Tak, drzewa figowe wiedzą, co robią. Skorzystałbym z ich rad. W końcu zajmują się tym od dłuższego czasu. Te parasole letnich rozkoszy są uprawiane od ponad 5000 lat. Tutaj, w Algarve, od wieków są głęboko zakorzenione w kulturze i tradycji. Zapytaj sam! Niektóre z nich mają ponad 200 lat.
Weź swój dziobek
Wczesne ptaki mogą zbierać (lub dziobać) kilka odmian fig pod koniec maja do czerwca, ale to tylko mała zapowiedź tego, co ma nadejść. Główne zbiory fig odbywają się latem od sierpnia do września. W tym czasie figi są prawdziwym przysmakiem, ale można się nimi cieszyć przez cały rok. W rzeczywistości są one moją ulubioną przekąską do pisania!
Kredyty: TPN; Autor: Jake Cleaver;
Ale jak? Cóż, nasza sąsiadka Dona Maria jest zajęta zbieraniem plonów i pomyślałem, że byłoby miło dowiedzieć się od niej, jak to robi.
Opalające się figi
Dona Maria była zajęta zbieraniem fig i układaniem ich na słońcu do wyschnięcia. Tradycyjnie robi się to na matach wykonanych z cana Algarvia - tej samej bambusowej rośliny, z której wykonane są kosze. Dzięki temu można je łatwo zwinąć w nocy, ponieważ nie powinny być mokre ani wilgotne.
Po wysuszeniu na słońcu nadszedł czas na inspekcję. Niektóre z nich nie będą tak piękne, a ja z zainteresowaniem zauważyłem, że jej syn zabiera je do tego samego miejsca, w którym tłoczą oliwę z oliwek w Santa Catarina da Fonte do Bispo.

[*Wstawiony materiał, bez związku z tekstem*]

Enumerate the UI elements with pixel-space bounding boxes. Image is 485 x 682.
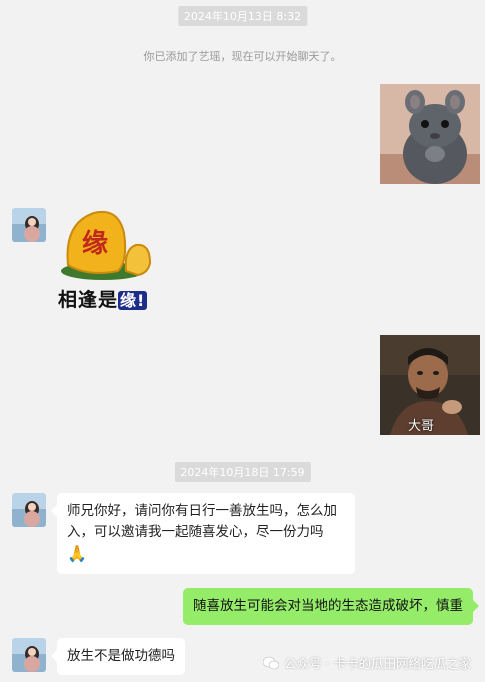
gold-stone-icon: 缘: [61, 211, 152, 280]
sticker-caption: 相逢是 缘!: [58, 285, 148, 311]
message-text: 师兄你好，请问你有日行一善放生吗，怎么加入，可以邀请我一起随喜发心，尽一份力吗: [67, 503, 337, 540]
message-text: 随喜放生可能会对当地的生态造成破坏，慎重: [193, 598, 463, 614]
sticker-caption-main: 相逢是: [58, 289, 119, 311]
timestamp-badge: 2024年10月18日 17:59: [174, 462, 311, 482]
wechat-icon: [263, 656, 280, 669]
meme-caption: 大哥: [408, 419, 435, 434]
watermark: 公众号 · 卡卡的瓜田网络吃瓜之家: [263, 653, 471, 672]
contact-avatar[interactable]: [12, 208, 46, 242]
fate-sticker[interactable]: 缘 相逢是 缘!: [58, 205, 158, 311]
avatar-image: [12, 208, 46, 242]
meme-photo[interactable]: 大哥: [380, 335, 480, 435]
pray-emoji-icon: 🙏: [67, 544, 87, 563]
avatar-image: [12, 493, 46, 527]
received-message-bubble[interactable]: 师兄你好，请问你有日行一善放生吗，怎么加入，可以邀请我一起随喜发心，尽一份力吗 …: [51, 493, 355, 574]
sent-message-bubble[interactable]: 随喜放生可能会对当地的生态造成破坏，慎重: [183, 588, 479, 625]
timestamp-badge: 2024年10月13日 8:32: [177, 6, 308, 26]
watermark-text: 公众号 · 卡卡的瓜田网络吃瓜之家: [284, 656, 471, 671]
contact-avatar[interactable]: [12, 493, 46, 527]
chinchilla-image: [380, 84, 480, 184]
chinchilla-photo[interactable]: [380, 84, 480, 184]
avatar-image: [12, 638, 46, 672]
message-text: 放生不是做功德吗: [67, 648, 175, 664]
received-message-bubble[interactable]: 放生不是做功德吗: [51, 638, 185, 675]
contact-avatar[interactable]: [12, 638, 46, 672]
sticker-caption-highlight: 缘!: [118, 291, 148, 310]
system-message: 你已添加了艺瑶，现在可以开始聊天了。: [143, 50, 342, 63]
sticker-seal-char: 缘: [82, 229, 108, 259]
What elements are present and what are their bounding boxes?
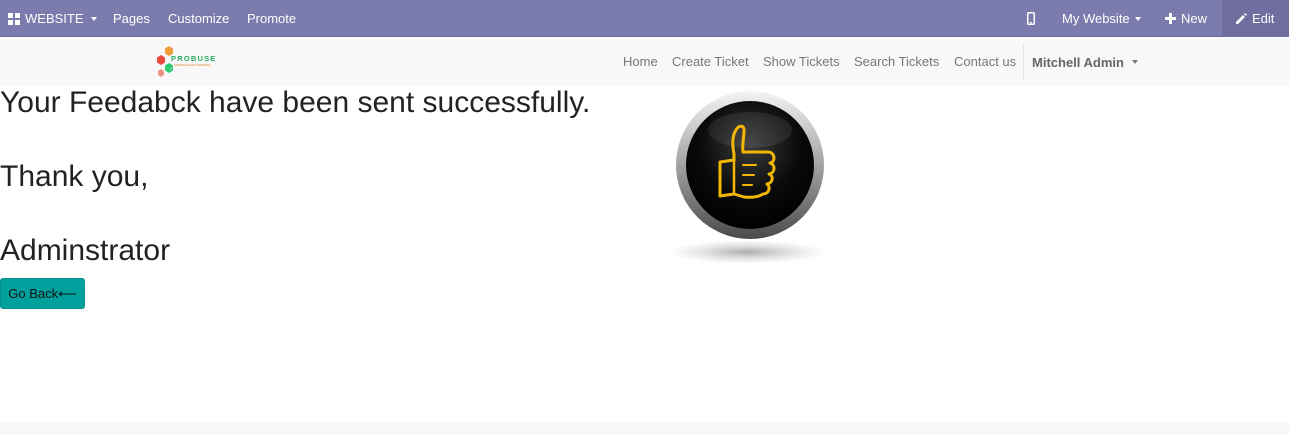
nav-create-ticket[interactable]: Create Ticket [672,38,749,86]
svg-text:STRENGTHENING BUSINESS: STRENGTHENING BUSINESS [174,63,211,67]
company-logo[interactable]: ✓ PROBUSE STRENGTHENING BUSINESS [154,45,220,79]
signature-text: Adminstrator [0,234,171,267]
mobile-preview-icon [1027,12,1035,25]
footer [0,423,1289,435]
thumbs-up-image [664,90,830,270]
new-label: New [1181,11,1208,26]
edit-label: Edit [1252,11,1275,26]
nav-show-tickets[interactable]: Show Tickets [763,38,840,86]
user-name: Mitchell Admin [1032,54,1124,70]
mobile-preview-button[interactable] [1027,0,1035,37]
plus-icon [1165,13,1176,24]
admin-bar: WEBSITE Pages Customize Promote My Websi… [0,0,1289,37]
chevron-down-icon [90,16,97,21]
nav-contact-us[interactable]: Contact us [954,38,1016,86]
customize-label: Customize [168,11,230,26]
pages-label: Pages [113,11,150,26]
thumbs-up-icon [667,91,827,264]
promote-label: Promote [247,11,297,26]
go-back-button[interactable]: Go Back⟵ [0,278,85,309]
svg-text:PROBUSE: PROBUSE [171,54,217,63]
apps-grid-icon [8,12,20,25]
new-button[interactable]: New [1165,0,1207,37]
pages-menu[interactable]: Pages [113,0,150,37]
nav-home[interactable]: Home [623,38,658,86]
chevron-down-icon [1134,16,1141,21]
logo-graphic: ✓ PROBUSE STRENGTHENING BUSINESS [157,46,217,77]
customize-menu[interactable]: Customize [168,0,229,37]
website-menu[interactable]: WEBSITE [8,0,97,37]
chevron-down-icon [1131,60,1138,64]
promote-menu[interactable]: Promote [247,0,296,37]
user-menu[interactable]: Mitchell Admin [1032,38,1138,86]
nav-divider [1023,44,1024,80]
my-website-label: My Website [1062,11,1130,26]
success-message: Your Feedabck have been sent successfull… [0,86,591,119]
nav-search-tickets[interactable]: Search Tickets [854,38,939,86]
edit-button[interactable]: Edit [1222,0,1289,37]
my-website-menu[interactable]: My Website [1062,0,1141,37]
thank-you-text: Thank you, [0,160,149,193]
website-menu-label: WEBSITE [25,11,84,26]
pencil-icon [1236,12,1247,24]
website-navbar: ✓ PROBUSE STRENGTHENING BUSINESS Home Cr… [0,38,1289,86]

Tutaj, podobnie jak w przypadku oliwek, twoje zbiory są ważone, ale zamiast oliwy z oliwek otrzymujesz w zamian przydzieloną wodę figową(aguardente de Figo) .
Credits: TPN; Autor: Jake Cleaver;
Spójrz, jak błyszczą dla ciebie
W zeszłym tygodniu byłem na targu warzywnym w Almancil. Na marginesie: ten mały pop-up market jest po prostu uroczy. Dla wszystkich zainteresowanych, w każdy czwartek między 7:30 a 13:00 pojawia się na drodze obok budynku ASCA (w pobliżu Jardim das Comunidades).
Ale wracając do historii. Byłem na targu i przyszło mi do głowy, że powinienem zapytać o to Noelię. W końcu jest ona moim lokalnym sprzedawcą wspomnianych wcześniej ulubionych przekąsek do pisania - gwiazdek figowych. Odkąd próbowałem to napisać, nagle stałem się o wiele bardziej ciekawy tego tematu i Noélia uprzejmie zdradziła mi kilka sekretów na temat tego, jak zamienia swoje figi w piękne konstelacje, które tak lubię chrupać, gdy próbuję zmusić mój mózg do pracy.
Podobnie jak Dona Maria, słońce Algarve jest ponownie kluczowym składnikiem. Ale Noélia powiedziała mi również, że poleruje swoje suszone figi tylko odrobiną wody, oliwy z oliwek i soli - co nadaje im piękny połysk.
Kredyty: TPN; Autor: Jake Cleaver;
Następnie jeszcze raz wystawia je na działanie promieni słonecznych, po czym przycina je po bokach, aby uzyskać kształt gwiazdy. Gdy ma już dwie, wypełnia tę "gwiezdną kanapkę" inną wyraźnie algierską rośliną - migdałami. Po dodaniu odrobiny przypraw, gwiazdy ustawiają się w jednej linii, a ostatnim krokiem jest opiekanie ich przez odpowiednią ilość czasu w piekarniku.
Dona Maria również opieka swoje migdały w domowym piekarniku, ale opowiedziała mi, że kiedyś miała fornos (piece opalane drewnem) w ogrodzie, gdzie również piekła chleb.
Według Dony Marii, w przeszłości istniał zwyczaj, że po dia de São Miguel, pod koniec września, każdy mógł częstować się figami pozostałymi na drzewach, aby uchronić je przed zmarnowaniem.
Przynieś nam trochę figowego puddingu
No i proszę. Oto, czego się dowiedziałem. Jeśli nadal znajdziesz figę na drzewie, nie krępuj się jej zerwać!
Ostatnie słowo ostrzeżenia. Zawsze mówiono mi, aby najpierw je otworzyć, ponieważ jest to bardzo naturalny produkt, nigdy nie wiadomo, kto mógł dostać się tam pierwszy. Przypomina mi się świąteczny dowcip: "Co jest gorsze niż znalezienie robaka w figi?". Odpowiedź: "Znalezienie połowy larwy!".